TrainOutput(global_step=6575, training_loss=1.9973726291438927, metrics={'train_runtime': 343.7513, 'train_samples_per_second': 1221.668, 'train_steps_per_second': 19.127, 'total_flos': 370074184704000.0, 'train_loss': 1.9973726291438927, 'epoch': 25.0})

### 2.7 Generate and examine some test sentences

Finally, let's write a function to generate some translations of new inputs. We'll use the model's .generate() method and the tokenizer's .batch_decode() method. Huggingface text generation models has multiple options built into their .generate() method, including beam search or top-k/p sampling, constraints on repeat ngrams, min and max length constraints for the output, etc. We'll start with simple defaults here, that keep the generation loop relatively fast. You'll explore these options more in Assignment 3.

In [21]:
def generate_output(input_sentences):
    inputs_encoded = t5_tokenizer(input_sentences, return_tensors='pt')
    output_ids = t5_model.generate(
        inputs_encoded['input_ids'].cuda(),
        num_beams=1,
        no_repeat_ngram_size=4
    )

    generated_sentences = t5_tokenizer.batch_decode(output_ids,
                                                    skip_special_tokens=True,
                                                    clean_up_tokenization_spaces=False)
    return generated_sentences

In [22]:
test_org_texts = [pair[0] for pair in test_pairs]
for i in range(4):
    input_sentence = random.choice(test_org_texts)
    translated = generate_output([input_sentence])
    translated = translated[0]
    print(f"** Example {i} **")
    print(input_sentence)
    print(translated)
    print()

** Example 0 **
your majesty shall mock at me.
your your your your at at at at your your your.

** Example 1 **
she was the wife of caius marcellus.
she was the was was was was of a good she was was was the of the of a of

** Example 2 **
the king doth wake tonight and takes his rouse, keeps wassail, and the swaggering upspring reels, and as he drains his draughts of rhenish down, the kettle-drum and trumpet thus bray out the triumph of his pledge.
the king, and the king, he was his his his his and the king of his his his

** Example 3 **
the ladies, her attendants of her chamber saw her abed, and in the morning early they found the bed untreasured of their mistress.
they have the king, and her her her her and they have her her her, they have the



This doesn't look very good yet, but that's to be expected. It's very difficult to get an NLP model to do well on a complex task without pre-training it on huge amounts of raw text. In Assignment 3, we'll try a few more options to see if we can get this model to do at least a little better on this task.

Remember that training a model from scratch is not something you would normally do, but it can be a useful educational exercise to better understand the starting point of these models and what it takes for them to learn language processing tasks.


**QUESTION 2**: What things could we do to improve the output?
* add more sentence pairs
* ensure a good distribution over all the sentence lengths
* add another transformer layer to encoder and decoder
* change the generation hyperparameters
* ???

[Return to Top](#returnToTop)  
<a id = 'answers'></a>

## ANSWERS

1.  The T5 model doesn't have the token type ids that BERT uses to identify different segments.

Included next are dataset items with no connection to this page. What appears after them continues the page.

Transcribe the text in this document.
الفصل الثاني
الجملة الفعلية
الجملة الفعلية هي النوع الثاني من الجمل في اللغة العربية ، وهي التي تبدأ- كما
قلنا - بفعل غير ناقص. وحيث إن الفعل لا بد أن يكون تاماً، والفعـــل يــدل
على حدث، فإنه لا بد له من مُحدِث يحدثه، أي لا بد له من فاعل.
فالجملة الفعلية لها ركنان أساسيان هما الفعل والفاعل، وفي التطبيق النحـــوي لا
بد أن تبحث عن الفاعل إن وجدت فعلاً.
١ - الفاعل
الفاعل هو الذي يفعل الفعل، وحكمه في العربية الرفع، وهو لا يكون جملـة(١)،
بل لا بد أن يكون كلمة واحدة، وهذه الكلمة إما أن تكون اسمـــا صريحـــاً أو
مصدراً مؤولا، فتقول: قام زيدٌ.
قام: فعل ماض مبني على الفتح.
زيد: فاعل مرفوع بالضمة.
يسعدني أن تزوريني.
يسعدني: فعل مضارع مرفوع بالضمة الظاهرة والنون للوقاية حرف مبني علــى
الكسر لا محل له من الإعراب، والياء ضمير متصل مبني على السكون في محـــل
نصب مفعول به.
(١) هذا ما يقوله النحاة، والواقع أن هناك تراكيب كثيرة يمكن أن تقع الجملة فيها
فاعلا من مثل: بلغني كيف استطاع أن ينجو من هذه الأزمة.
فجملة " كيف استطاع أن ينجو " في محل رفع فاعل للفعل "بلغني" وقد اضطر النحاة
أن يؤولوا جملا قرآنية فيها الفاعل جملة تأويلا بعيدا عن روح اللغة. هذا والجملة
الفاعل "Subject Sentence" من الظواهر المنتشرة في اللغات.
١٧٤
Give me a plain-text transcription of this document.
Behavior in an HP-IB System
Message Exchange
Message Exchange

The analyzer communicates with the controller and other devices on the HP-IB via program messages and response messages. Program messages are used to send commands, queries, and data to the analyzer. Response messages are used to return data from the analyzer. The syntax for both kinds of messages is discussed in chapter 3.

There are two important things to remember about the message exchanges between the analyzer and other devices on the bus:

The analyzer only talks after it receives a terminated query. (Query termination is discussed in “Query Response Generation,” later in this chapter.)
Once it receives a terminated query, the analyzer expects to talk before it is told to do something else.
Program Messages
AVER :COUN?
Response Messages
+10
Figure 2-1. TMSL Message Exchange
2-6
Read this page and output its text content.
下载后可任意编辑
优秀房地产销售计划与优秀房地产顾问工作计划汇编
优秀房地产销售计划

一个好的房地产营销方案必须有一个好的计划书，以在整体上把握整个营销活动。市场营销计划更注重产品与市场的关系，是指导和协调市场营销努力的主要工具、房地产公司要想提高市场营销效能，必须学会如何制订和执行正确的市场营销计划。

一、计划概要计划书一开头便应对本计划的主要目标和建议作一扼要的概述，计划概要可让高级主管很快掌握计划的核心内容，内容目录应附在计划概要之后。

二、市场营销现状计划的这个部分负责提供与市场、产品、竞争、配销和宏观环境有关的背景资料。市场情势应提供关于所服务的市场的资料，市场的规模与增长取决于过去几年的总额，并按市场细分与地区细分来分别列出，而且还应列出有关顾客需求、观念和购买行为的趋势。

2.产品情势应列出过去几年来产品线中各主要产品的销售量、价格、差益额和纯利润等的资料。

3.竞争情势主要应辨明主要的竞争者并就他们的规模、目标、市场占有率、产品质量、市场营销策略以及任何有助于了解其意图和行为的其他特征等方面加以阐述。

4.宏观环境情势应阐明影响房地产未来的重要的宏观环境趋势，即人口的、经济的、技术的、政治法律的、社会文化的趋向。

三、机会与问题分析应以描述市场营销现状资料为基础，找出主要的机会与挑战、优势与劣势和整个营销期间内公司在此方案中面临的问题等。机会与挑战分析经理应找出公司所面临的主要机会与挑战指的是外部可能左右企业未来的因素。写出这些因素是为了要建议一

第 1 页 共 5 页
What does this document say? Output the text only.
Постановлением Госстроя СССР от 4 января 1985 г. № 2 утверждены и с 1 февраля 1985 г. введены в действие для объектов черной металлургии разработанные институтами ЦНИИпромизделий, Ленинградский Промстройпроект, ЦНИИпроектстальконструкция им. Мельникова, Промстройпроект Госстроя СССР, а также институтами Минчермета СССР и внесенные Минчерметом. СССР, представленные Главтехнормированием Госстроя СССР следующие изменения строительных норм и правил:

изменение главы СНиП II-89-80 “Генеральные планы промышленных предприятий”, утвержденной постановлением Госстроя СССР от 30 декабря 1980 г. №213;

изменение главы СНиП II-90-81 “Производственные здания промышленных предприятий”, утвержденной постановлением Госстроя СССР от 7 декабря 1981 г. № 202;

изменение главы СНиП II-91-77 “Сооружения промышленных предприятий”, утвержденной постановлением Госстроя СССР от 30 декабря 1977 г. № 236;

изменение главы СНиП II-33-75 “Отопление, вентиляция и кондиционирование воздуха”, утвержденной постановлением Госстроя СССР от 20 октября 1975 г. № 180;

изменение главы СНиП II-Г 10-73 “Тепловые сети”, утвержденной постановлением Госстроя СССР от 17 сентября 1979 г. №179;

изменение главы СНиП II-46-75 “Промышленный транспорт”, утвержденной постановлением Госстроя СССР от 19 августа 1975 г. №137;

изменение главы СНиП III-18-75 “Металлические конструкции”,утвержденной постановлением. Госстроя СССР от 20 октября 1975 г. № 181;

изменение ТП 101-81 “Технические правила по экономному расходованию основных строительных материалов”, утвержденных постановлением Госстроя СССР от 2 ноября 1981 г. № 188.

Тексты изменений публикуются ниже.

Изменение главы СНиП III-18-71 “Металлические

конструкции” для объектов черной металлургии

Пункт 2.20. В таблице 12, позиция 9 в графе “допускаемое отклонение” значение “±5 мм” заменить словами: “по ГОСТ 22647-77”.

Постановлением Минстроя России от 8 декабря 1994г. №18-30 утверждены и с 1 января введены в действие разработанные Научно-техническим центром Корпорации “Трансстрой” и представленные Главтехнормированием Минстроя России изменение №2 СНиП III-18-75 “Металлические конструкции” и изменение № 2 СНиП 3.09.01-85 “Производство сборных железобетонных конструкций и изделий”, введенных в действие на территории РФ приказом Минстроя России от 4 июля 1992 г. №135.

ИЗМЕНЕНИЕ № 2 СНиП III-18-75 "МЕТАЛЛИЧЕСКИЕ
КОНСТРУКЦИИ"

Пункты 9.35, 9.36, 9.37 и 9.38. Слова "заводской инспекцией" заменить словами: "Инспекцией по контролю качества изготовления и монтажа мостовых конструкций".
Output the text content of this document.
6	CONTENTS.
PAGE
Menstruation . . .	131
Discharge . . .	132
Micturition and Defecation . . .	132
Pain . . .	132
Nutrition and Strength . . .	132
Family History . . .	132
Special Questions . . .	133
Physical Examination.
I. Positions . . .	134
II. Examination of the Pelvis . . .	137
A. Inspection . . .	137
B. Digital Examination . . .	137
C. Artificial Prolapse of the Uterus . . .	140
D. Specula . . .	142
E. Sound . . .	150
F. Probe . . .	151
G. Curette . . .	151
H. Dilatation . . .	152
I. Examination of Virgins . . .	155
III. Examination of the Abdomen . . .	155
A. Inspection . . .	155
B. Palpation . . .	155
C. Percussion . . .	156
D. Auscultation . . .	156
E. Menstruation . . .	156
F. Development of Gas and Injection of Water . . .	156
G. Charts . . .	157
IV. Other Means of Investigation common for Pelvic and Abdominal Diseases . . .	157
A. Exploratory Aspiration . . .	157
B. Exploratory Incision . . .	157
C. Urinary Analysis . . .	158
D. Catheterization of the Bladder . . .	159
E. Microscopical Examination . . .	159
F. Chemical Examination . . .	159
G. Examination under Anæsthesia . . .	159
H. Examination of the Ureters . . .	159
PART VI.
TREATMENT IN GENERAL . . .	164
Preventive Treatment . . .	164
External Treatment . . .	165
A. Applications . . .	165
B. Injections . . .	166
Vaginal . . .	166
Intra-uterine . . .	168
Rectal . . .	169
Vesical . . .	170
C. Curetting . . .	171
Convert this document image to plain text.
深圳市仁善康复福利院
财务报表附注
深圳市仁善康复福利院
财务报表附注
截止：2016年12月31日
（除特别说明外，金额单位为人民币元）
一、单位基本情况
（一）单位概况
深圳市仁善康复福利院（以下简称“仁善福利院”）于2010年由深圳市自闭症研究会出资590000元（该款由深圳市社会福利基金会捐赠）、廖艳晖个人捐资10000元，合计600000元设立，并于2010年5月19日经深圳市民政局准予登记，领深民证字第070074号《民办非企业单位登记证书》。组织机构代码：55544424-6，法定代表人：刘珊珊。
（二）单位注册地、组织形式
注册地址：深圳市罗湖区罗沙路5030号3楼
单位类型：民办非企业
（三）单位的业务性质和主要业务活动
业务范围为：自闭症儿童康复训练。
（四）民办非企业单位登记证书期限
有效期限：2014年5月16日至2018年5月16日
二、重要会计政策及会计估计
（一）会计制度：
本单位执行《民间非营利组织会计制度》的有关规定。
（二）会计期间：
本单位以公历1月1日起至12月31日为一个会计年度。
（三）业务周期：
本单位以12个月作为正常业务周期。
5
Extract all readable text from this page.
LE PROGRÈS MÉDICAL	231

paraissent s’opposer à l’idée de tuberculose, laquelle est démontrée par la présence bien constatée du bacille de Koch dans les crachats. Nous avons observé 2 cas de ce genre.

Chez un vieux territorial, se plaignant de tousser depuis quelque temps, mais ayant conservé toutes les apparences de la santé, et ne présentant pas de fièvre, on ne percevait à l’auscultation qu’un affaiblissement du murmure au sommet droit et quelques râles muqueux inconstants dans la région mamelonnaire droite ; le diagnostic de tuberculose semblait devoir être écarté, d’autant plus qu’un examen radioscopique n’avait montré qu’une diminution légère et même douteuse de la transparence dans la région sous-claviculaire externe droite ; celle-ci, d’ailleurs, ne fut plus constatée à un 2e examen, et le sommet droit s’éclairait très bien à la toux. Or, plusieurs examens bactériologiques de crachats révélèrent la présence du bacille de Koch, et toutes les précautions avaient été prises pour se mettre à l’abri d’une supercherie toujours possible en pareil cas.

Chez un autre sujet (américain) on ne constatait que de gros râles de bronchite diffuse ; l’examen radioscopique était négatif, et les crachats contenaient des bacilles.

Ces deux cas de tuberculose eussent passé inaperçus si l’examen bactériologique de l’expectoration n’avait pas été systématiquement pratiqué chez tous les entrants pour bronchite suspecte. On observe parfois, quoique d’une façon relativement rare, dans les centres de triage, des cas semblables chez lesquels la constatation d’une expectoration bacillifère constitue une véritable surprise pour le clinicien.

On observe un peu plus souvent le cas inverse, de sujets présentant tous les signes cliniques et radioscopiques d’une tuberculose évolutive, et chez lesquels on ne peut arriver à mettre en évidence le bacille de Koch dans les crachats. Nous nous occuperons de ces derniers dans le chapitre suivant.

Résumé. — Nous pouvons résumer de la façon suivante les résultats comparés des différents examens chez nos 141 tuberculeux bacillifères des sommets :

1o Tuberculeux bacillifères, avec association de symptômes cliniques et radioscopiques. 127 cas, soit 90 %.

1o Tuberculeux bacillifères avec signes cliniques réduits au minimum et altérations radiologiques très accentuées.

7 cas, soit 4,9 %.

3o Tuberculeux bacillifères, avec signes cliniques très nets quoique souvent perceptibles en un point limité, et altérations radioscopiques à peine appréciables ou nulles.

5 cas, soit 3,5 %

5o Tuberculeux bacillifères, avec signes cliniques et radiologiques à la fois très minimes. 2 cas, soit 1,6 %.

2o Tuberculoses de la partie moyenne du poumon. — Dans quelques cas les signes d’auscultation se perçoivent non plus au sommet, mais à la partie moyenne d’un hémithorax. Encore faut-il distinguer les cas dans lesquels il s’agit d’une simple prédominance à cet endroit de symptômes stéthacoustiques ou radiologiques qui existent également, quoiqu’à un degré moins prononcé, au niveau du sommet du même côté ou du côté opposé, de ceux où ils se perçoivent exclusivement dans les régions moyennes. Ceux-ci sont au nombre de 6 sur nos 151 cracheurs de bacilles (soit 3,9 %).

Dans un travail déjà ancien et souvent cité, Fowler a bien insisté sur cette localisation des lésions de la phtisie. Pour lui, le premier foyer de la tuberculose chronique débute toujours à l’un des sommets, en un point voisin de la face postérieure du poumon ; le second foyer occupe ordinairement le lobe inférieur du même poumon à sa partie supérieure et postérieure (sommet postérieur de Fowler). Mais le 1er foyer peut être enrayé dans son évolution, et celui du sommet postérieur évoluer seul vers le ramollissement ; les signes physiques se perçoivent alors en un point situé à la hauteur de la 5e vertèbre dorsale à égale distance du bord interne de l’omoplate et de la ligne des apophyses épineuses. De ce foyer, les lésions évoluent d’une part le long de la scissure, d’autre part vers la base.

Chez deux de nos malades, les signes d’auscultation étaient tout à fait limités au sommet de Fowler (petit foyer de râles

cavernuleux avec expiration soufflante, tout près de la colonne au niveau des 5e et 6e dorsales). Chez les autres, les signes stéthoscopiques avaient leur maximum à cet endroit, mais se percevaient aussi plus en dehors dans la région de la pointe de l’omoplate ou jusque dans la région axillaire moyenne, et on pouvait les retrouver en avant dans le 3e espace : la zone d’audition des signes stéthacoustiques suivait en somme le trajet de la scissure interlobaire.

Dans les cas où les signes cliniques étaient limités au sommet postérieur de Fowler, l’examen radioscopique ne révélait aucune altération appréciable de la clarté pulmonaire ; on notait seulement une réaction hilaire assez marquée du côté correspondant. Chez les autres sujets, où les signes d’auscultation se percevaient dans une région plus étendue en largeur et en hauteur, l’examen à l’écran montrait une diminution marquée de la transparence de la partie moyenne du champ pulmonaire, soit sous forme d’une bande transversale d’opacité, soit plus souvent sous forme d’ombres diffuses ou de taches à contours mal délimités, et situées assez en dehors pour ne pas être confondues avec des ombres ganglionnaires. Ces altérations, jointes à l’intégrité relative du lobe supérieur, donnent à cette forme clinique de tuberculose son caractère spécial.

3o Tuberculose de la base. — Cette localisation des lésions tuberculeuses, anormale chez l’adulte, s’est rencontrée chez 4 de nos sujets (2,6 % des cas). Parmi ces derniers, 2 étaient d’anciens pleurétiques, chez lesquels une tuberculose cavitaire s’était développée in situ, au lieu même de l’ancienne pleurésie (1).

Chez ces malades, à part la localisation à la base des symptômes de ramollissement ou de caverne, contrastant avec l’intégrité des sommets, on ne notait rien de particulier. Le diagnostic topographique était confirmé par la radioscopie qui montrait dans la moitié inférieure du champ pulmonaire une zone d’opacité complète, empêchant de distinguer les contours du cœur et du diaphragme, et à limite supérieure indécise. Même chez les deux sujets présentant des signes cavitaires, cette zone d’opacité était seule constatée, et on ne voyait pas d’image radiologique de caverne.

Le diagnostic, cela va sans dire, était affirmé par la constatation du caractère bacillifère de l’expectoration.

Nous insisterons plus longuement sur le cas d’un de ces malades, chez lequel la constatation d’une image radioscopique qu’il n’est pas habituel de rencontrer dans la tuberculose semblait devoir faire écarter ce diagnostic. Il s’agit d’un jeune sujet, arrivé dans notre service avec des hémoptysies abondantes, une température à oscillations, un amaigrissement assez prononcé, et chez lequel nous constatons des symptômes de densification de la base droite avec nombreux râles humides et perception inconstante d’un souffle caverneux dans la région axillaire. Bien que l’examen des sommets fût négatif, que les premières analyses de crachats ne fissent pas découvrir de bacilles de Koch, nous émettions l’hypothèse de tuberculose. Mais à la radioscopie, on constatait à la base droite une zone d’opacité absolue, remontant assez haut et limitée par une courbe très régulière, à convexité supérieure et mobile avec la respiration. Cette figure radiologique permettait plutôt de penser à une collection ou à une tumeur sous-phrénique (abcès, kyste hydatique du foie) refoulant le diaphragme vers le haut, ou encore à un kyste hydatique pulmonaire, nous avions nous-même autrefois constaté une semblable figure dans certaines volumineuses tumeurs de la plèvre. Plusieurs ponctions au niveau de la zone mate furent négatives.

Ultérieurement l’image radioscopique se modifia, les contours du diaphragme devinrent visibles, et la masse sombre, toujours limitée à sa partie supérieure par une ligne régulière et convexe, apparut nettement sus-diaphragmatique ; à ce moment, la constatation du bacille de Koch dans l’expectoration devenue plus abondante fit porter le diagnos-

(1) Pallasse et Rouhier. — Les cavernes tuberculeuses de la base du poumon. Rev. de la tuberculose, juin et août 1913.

2.  The first two suggestions -- more sentence pairs and better balance on length are a good start.  More and better data typically lead to improved performance.  We might also look into separtely "pre-training" our encoder and decoder with their own language models.  We could then use those as pre-trained models as a foundation on which we train our connected encoder and decoder.  We could also look in to using back translation to augment our existing sentence pairs.